The Food Hygiene Department, however, found evidence of other food safety infractions. The establishment has been cited for those violations and is required to remedy them within a particular time frame.
Beyond that particular incident, however, we learnt during our interaction with officials of the Food Hygiene Department that the public may be at much greater risk from compromises in food safety standards among eating houses than we think.
There are, according, to the Head of the Department, around 236 eating houses in the city which fall under the purview of the City Council. That number does not include the scores of roadside ‘setups’ and assorted ‘lunch ladies’ who ply their trade on the streets and outside schools.
The Food Hygiene Department has five officers, and inspecting and monitoring standards among food vendors, restaurants and snackettes is one of their several responsibilities. Simply put, the Food Safety Department does not have anywhere near enough capacity to assure us that many violations, including serious ones, are not going undetected.
It is true that in a country where we continue to talk glibly about our tourism potential owners and their employees really ought to practice some measure of self-regulation. If the truth be told, however, there are far too many ‘entrepreneurs’ who really couldn’t care less about food safety standards, nor do they really expect their employees to care. Numbered among these are some of the roadside food vendors whose primary preoccupation is clearly not with food hygiene but rather with catching their hand.
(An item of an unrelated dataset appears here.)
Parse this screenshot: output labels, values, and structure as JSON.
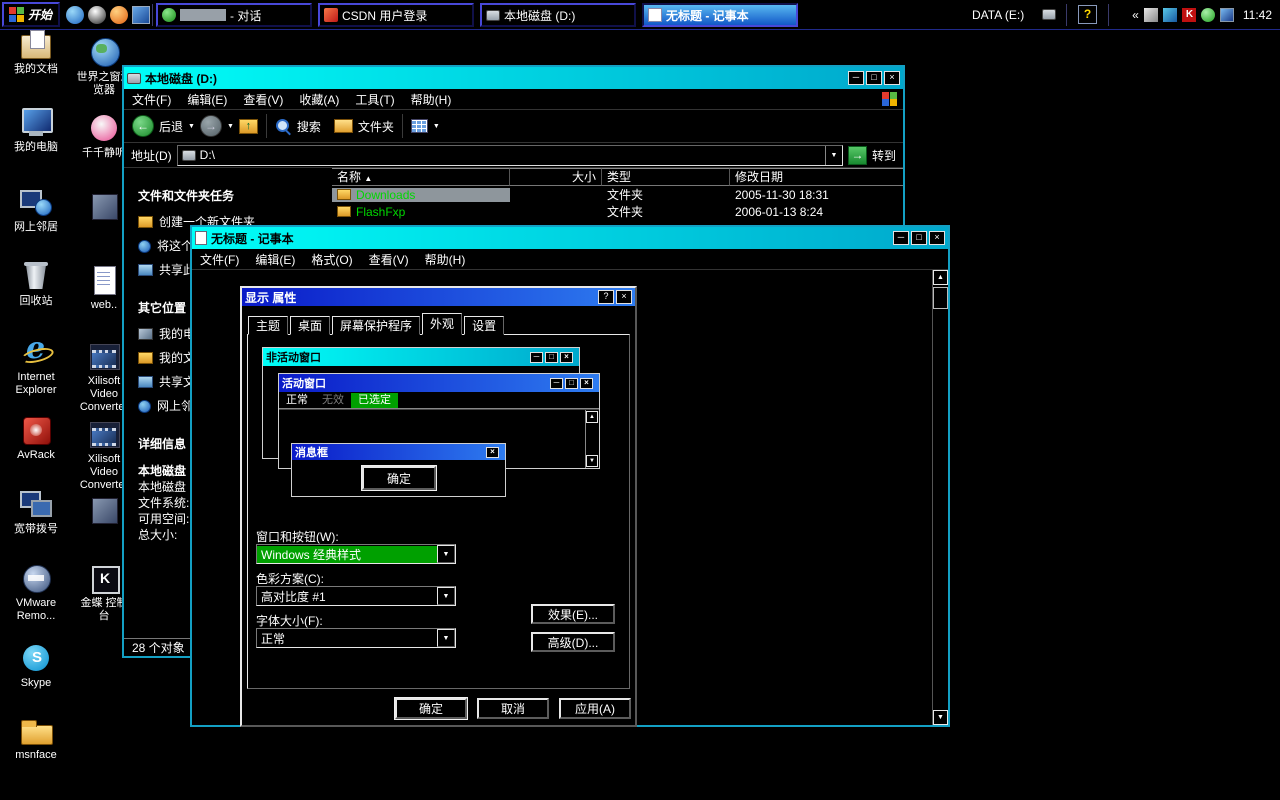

Food safety is not one of those issues that regularly attract serious official attention or robust public debate; indeed, many perhaps most of those food safety violations that come to public attention have their origins in customer complaints rather than in discovery by the responsible agency. Arising out of the frustration expressed by the Food Hygiene Department officials with whom we spoke, we detect a quiet resignation, a feeling that their failure to persuade their bosses to allocate more resources to the Food Hygiene Department is a reflection of a chronic societal indifference to some things that really matter.
You would think, for example, that the various private sector bodies whose members are part of the food service industry would at least take a public position from time to time on an issue as important as this. Advocacy of self-regulation might at least cause some of the offenders to think that they are in danger of being exposed and perhaps even isolated. The private sector bodies, unfortunately, remain mostly silent, mindful of the likelihood of giving offence.
And if the views that we have expressed are felt, somehow, to be directed at the food vendors who ply the streets, we hasten to assure that this in not the case. Food vending is one of those businesses that has mushroomed in response to rising unemployment in the city (and, we suspect, elsewhere in the country) and while any legitimate business enterprise is to be applauded we must guard against a line of reasoning that simply says people got to make a living, since in the particular case of the food service industry we would in effect be saying that there is really nothing wrong with some people making a living at the expense of the health of others.